Мне, даже мертвому, занехорошело. Когда кому-то очень нужно кольцо, причем или одно, или… Единое?
Бандитов, однако, аналогия не смутила: вернее всего, они даже не сумели той постичь.
— И не горят, — уныло заключил Сено, — камушки.
— Не, — согласился Пузырь.
— Все по-новой? Гоблин, снага…
— Не сразу. Даже если, — разбойник напрягся, явно вспоминая чьи-то чужие слова — «что-то пошло не так», надо, типа, довести дело до конца, и начать сначала. Иначе не сработает.
Трое постояли, посмотрели, подумали — если этим правильным словом можно назвать то, что творилось внутри гладких долей под низкими лбами.
— Может, тогда и ну его? — вдруг предложил Солома. — Бабки-то уплачены…
— Есть такое. Три тыщи, — согласился Пузырь. — Только в нычке, там — тыщ сто. И кольцо еще. Поэтому будем делать дело. Еще бы этот, который заказчик, не крылся…
Как я понял, колдун, затеявший сие непотребство, сделал заказ, внес монетами залог, и не выходил на связь — возможно, с тех самых пор, когда заплатил. Это даже внушало некую надежду: может, другой эльф избежит позорной участи?
— А он кто? — заинтересовался Сено. — Заказчик?
— Тебе зачем? — удивился Пузырь. — Меньше знаешь, крепче спишь…
— Ну, — продолжал настаивать вопрошающий, — интересно!
— Да он сам не знает, — неприлично громко рассмеялся Солома. — А понты колотит. Нет, скажешь?
Пузырь отмахнулся от вопроса: нашел себе дело.
Стер нарисованное на доске, задул две свечи, что я видел, и еще, судя по звукам, три невидимых, несколько раз обошел по кругу мой постамент.
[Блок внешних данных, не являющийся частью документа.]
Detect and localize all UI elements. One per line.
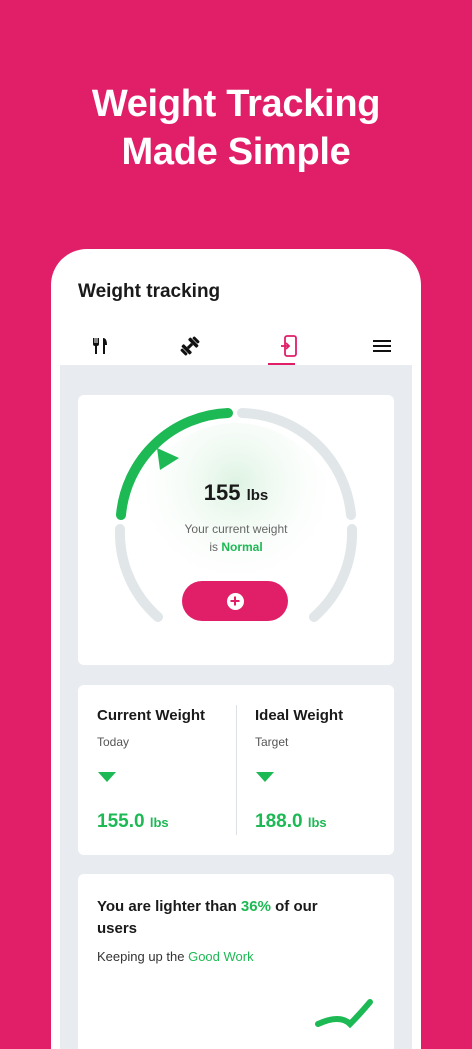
weight-number: 155 [203, 480, 241, 505]
trend-curve [315, 999, 373, 1029]
stat-subtitle: Target [255, 735, 289, 749]
tab-bar [60, 327, 412, 365]
weight-unit: lbs [246, 487, 269, 504]
tab-weight[interactable] [260, 327, 320, 365]
comparison-title-prefix: You are lighter than [97, 898, 237, 915]
comparison-card: You are lighter than 36% of our users Ke… [78, 874, 394, 1049]
weight-status: Normal [221, 540, 263, 554]
weight-caption-prefix: is [209, 540, 218, 554]
triangle-down-icon [98, 772, 116, 782]
stat-unit: lbs [149, 815, 169, 830]
stat-subtitle: Today [97, 735, 130, 749]
stat-title: Ideal Weight [255, 707, 344, 724]
tab-exercise[interactable] [160, 327, 220, 365]
plus-circle-icon [226, 592, 244, 610]
weight-caption: Your current weight is Normal [78, 520, 394, 556]
dumbbell-icon [180, 336, 200, 356]
ideal-weight-stat: Ideal Weight Target 188.0 lbs [255, 685, 405, 855]
comparison-title: You are lighter than 36% of our users [97, 896, 337, 940]
stat-value: 155.0 lbs [97, 811, 169, 833]
stat-unit: lbs [307, 815, 327, 830]
stat-number: 155.0 [97, 811, 145, 832]
comparison-percent: 36% [240, 898, 271, 915]
fork-knife-icon [93, 338, 107, 354]
hero-line-2: Made Simple [121, 131, 351, 173]
hero-heading: Weight Tracking Made Simple [0, 80, 472, 176]
phone-screen: Weight tracking 155 lbs Your current wei… [51, 249, 421, 1049]
weight-gauge-card: 155 lbs Your current weight is Normal [78, 395, 394, 665]
stat-number: 188.0 [255, 811, 303, 832]
app-title: Weight tracking [78, 281, 221, 302]
triangle-down-icon [256, 772, 274, 782]
main-content: 155 lbs Your current weight is Normal Cu… [60, 365, 412, 1049]
weight-caption-line2: is Normal [78, 538, 394, 556]
stat-divider [236, 705, 237, 835]
tab-food[interactable] [70, 327, 130, 365]
tab-menu[interactable] [352, 327, 412, 365]
phone-login-icon [281, 335, 297, 357]
comparison-sub-prefix: Keeping up the [97, 949, 185, 964]
hamburger-menu-icon [373, 340, 391, 352]
comparison-subtitle: Keeping up the Good Work [97, 949, 254, 964]
add-weight-button[interactable] [182, 581, 288, 621]
hero-line-1: Weight Tracking [91, 83, 381, 125]
weight-caption-line1: Your current weight [184, 522, 288, 536]
current-weight-stat: Current Weight Today 155.0 lbs [97, 685, 247, 855]
comparison-sub-highlight: Good Work [188, 949, 254, 964]
weight-stats-card: Current Weight Today 155.0 lbs Ideal Wei… [78, 685, 394, 855]
current-weight-display: 155 lbs [78, 480, 394, 506]
stat-title: Current Weight [97, 707, 206, 724]
stat-value: 188.0 lbs [255, 811, 327, 833]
— Точно не эльф, — ответил он наконец. — Базарит больно просто. И не гном, ростом высоковат.
— Урук? — попытался угадать Сено.
— Не, пацан прав, — ответил толстяк. — Не знаю я. Видел, — неуч напрягся, но выдавил из себя: — Магическую проекцию. Ни рожи, ни кожи, одна видимость. Но колдун… Типа.
— Ну ладно, раз колдун… Э, братан, а ты там чо?
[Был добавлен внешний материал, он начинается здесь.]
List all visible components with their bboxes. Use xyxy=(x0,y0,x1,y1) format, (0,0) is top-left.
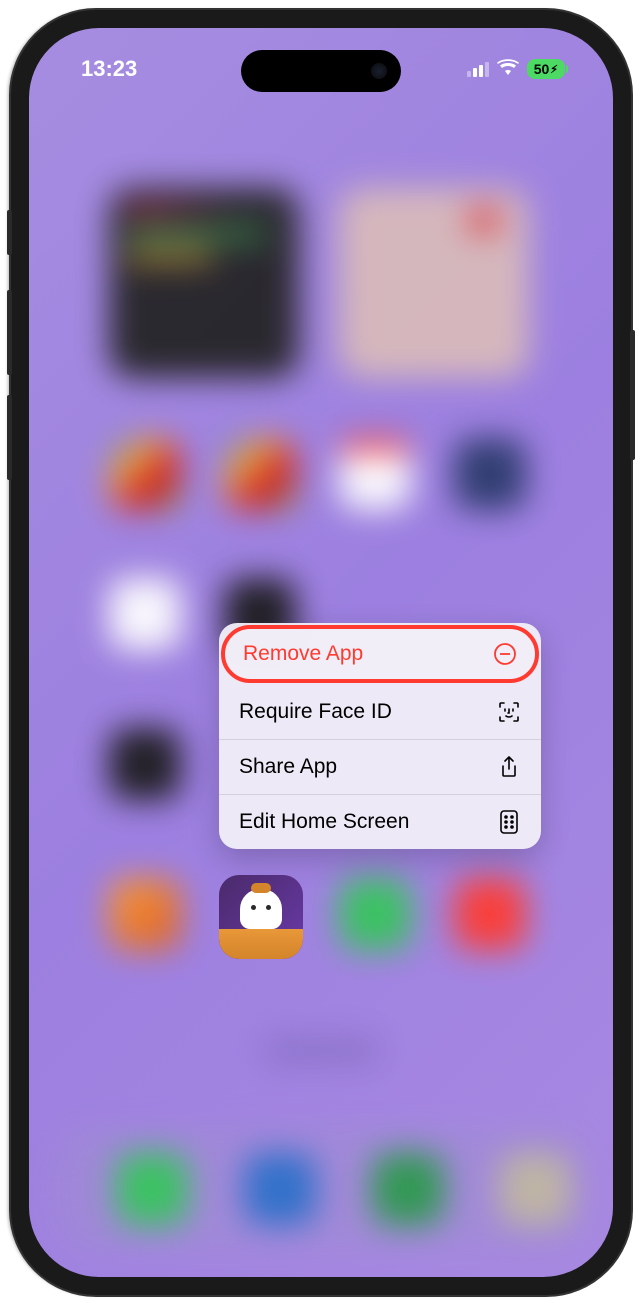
silent-switch xyxy=(7,210,12,255)
status-time: 13:23 xyxy=(81,56,137,82)
menu-item-label: Remove App xyxy=(243,642,363,666)
share-app-item[interactable]: Share App xyxy=(219,740,541,795)
status-right: 50⚡︎ xyxy=(467,56,565,82)
screen: 13:23 50⚡︎ xyxy=(29,28,613,1277)
menu-item-label: Share App xyxy=(239,755,337,779)
menu-item-label: Edit Home Screen xyxy=(239,810,409,834)
power-button xyxy=(630,330,635,460)
volume-down-button xyxy=(7,395,12,480)
share-icon xyxy=(497,755,521,779)
cellular-icon xyxy=(467,61,489,77)
faceid-icon xyxy=(497,700,521,724)
menu-item-label: Require Face ID xyxy=(239,700,392,724)
camera-icon xyxy=(371,63,387,79)
iphone-frame: 13:23 50⚡︎ xyxy=(11,10,631,1295)
dynamic-island xyxy=(241,50,401,92)
volume-up-button xyxy=(7,290,12,375)
context-menu: Remove App Require Face ID Share App Edi… xyxy=(219,623,541,849)
wifi-icon xyxy=(497,58,519,81)
minus-circle-icon xyxy=(493,642,517,666)
apps-grid-icon xyxy=(497,810,521,834)
remove-app-item[interactable]: Remove App xyxy=(221,625,539,683)
edit-home-screen-item[interactable]: Edit Home Screen xyxy=(219,795,541,849)
selected-app-icon[interactable] xyxy=(219,875,303,959)
battery-icon: 50⚡︎ xyxy=(527,59,565,79)
require-faceid-item[interactable]: Require Face ID xyxy=(219,685,541,740)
— Не в мызь мне этот чорт эльфийский, — Солома вдруг подошел, склонился пред ликом моим и помахал ладонью, словно проверяя, не могу ли я еще смотреть, видеть и запоминать.
— Будто смотрит, а! Встанет еще…
Дальнейшее действительно заставило меня пожалеть о том, что мертвый эльф не может восстать в тварной форме — или сам я о таком прежде не слышал, и к подобному неспособен.
Бандит подобрался, да и плюнул… Прямо в меня.
В лицо не попал — только в левый висок, но и того оскорбления было бы достаточно. Отец мой, узнай он о подобном непотребстве, извел бы под корень и самого охальника, и весь его род, и рода всех его друзей… Пусть даже у негодяя, наверняка не знающего собственного отца, да из числа иных, не знающих своих отцов, вряд ли бы оказалось слишком много родственников.